Ahh yes, another rant about the absolute disaster of the year 2020 was. As an extrovert, the newfound massive amounts of alone time was definitely an adjustment for me, and my dog and I are now officially codependent. It took weeks into my winter break at home for me to even muster up the energy to reflect on my fall semester.
One thing I took from 2020 is a newfound perspective of gratitude. I know I am an incredibly lucky girl. COVID-19 brought new perspectives of gratitude in my life as I watched other people my age struggle as somewhat new to a workforce plagued by a standstill economy. I’m pursuing my dream at an elite veterinary college in a field that has only seen profit growth during the economic turmoil of COVID-19. Although academic stresses existed, I found a way to (sometimes) be grateful for the mild normalcy I was lucky to experience. Although lectures were online, I still had my labs in person and got face time with my professors. Yes, misery loves company, but through that company, I was still able to enjoy my vet school community, even at six feet apart. Things I once took for granted I now value because I am one of few who has some sense of “normal” during the pandemic.
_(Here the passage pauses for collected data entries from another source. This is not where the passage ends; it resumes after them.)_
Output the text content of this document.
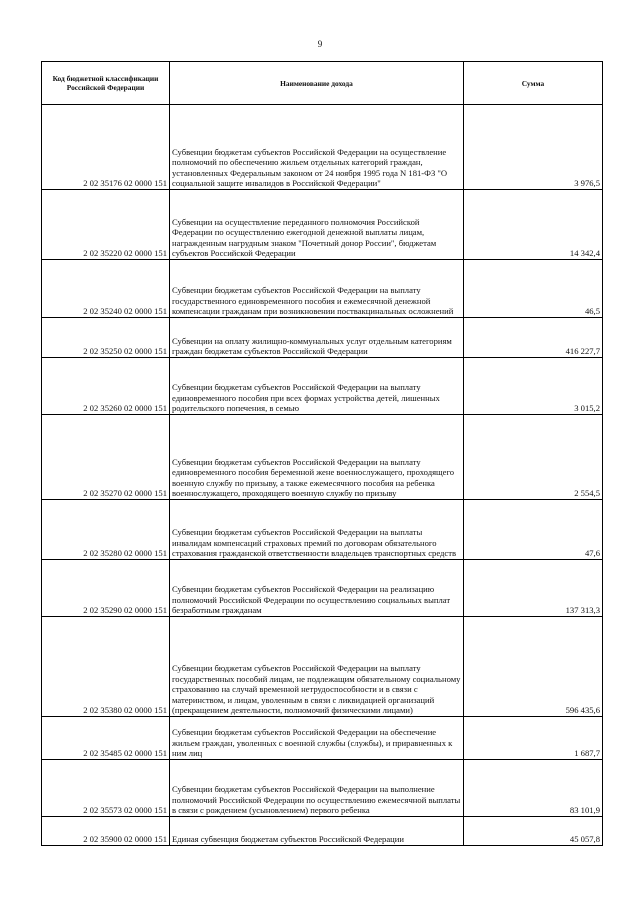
9
Код бюджетной классификации Российской Федерации	Наименование дохода	Сумма
2 02 35176 02 0000 151	Субвенции бюджетам субъектов Российской Федерации на осуществление полномочий по обеспечению жильем отдельных категорий граждан, установленных Федеральным законом от 24 ноября 1995 года N 181-ФЗ "О социальной защите инвалидов в Российской Федерации"	3 976,5
2 02 35220 02 0000 151	Субвенции на осуществление переданного полномочия Российской Федерации по осуществлению ежегодной денежной выплаты лицам, награжденным нагрудным знаком "Почетный донор России", бюджетам субъектов Российской Федерации	14 342,4
2 02 35240 02 0000 151	Субвенции бюджетам субъектов Российской Федерации на выплату государственного единовременного пособия и ежемесячной денежной компенсации гражданам при возникновении поствакцинальных осложнений	46,5
2 02 35250 02 0000 151	Субвенции на оплату жилищно-коммунальных услуг отдельным категориям граждан бюджетам субъектов Российской Федерации	416 227,7
2 02 35260 02 0000 151	Субвенции бюджетам субъектов Российской Федерации на выплату единовременного пособия при всех формах устройства детей, лишенных родительского попечения, в семью	3 015,2
2 02 35270 02 0000 151	Субвенции бюджетам субъектов Российской Федерации на выплату единовременного пособия беременной жене военнослужащего, проходящего военную службу по призыву, а также ежемесячного пособия на ребенка военнослужащего, проходящего военную службу по призыву	2 554,5
2 02 35280 02 0000 151	Субвенции бюджетам субъектов Российской Федерации на выплаты инвалидам компенсаций страховых премий по договорам обязательного страхования гражданской ответственности владельцев транспортных средств	47,6
2 02 35290 02 0000 151	Субвенции бюджетам субъектов Российской Федерации на реализацию полномочий Российской Федерации по осуществлению социальных выплат безработным гражданам	137 313,3
2 02 35380 02 0000 151	Субвенции бюджетам субъектов Российской Федерации на выплату государственных пособий лицам, не подлежащим обязательному социальному страхованию на случай временной нетрудоспособности и в связи с материнством, и лицам, уволенным в связи с ликвидацией организаций (прекращением деятельности, полномочий физическими лицами)	596 435,6
2 02 35485 02 0000 151	Субвенции бюджетам субъектов Российской Федерации на обеспечение жильем граждан, уволенных с военной службы (службы), и приравненных к ним лиц	1 687,7
2 02 35573 02 0000 151	Субвенции бюджетам субъектов Российской Федерации на выполнение полномочий Российской Федерации по осуществлению ежемесячной выплаты в связи с рождением (усыновлением) первого ребенка	83 101,9
2 02 35900 02 0000 151	Единая субвенция бюджетам субъектов Российской Федерации	45 057,8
My goal for 2021 is to take this perspective and fall back in love with vet school and medicine again. The fall semester was an incredibly tough one for me. I didn’t have the luxury to drive home to see family or friends and due to the pandemic (and an extremely demanding academic load), I couldn’t fly to see them. As a life long extrovert, I have relied on my support system to lift me up from school and distract me from it when I’m needing the break. It was extremely difficult for me to find separation from school this semester, especially when most days my school work was feet away from where I slept. I definitely fell into patterns and lost intentionality in what I did. With that, I sometimes even felt resentful of something I worked so hard to be doing. Even at work, part of the reason I love being a vet tech is my interactions with pet owners, but the personal conversations over the phone just don’t feel as intentional. It is notoriously a tough semester, and I was not very kind to myself somedays. Like, I just finished a semester during a GLOBAL PANDEMIC. I think I can forgive myself for often struggling with productivity during the prolonged crisis that was the state of the world.
I’m still figuring it out, but I’m setting out in 2021 to be intentional with my actions and love what I do.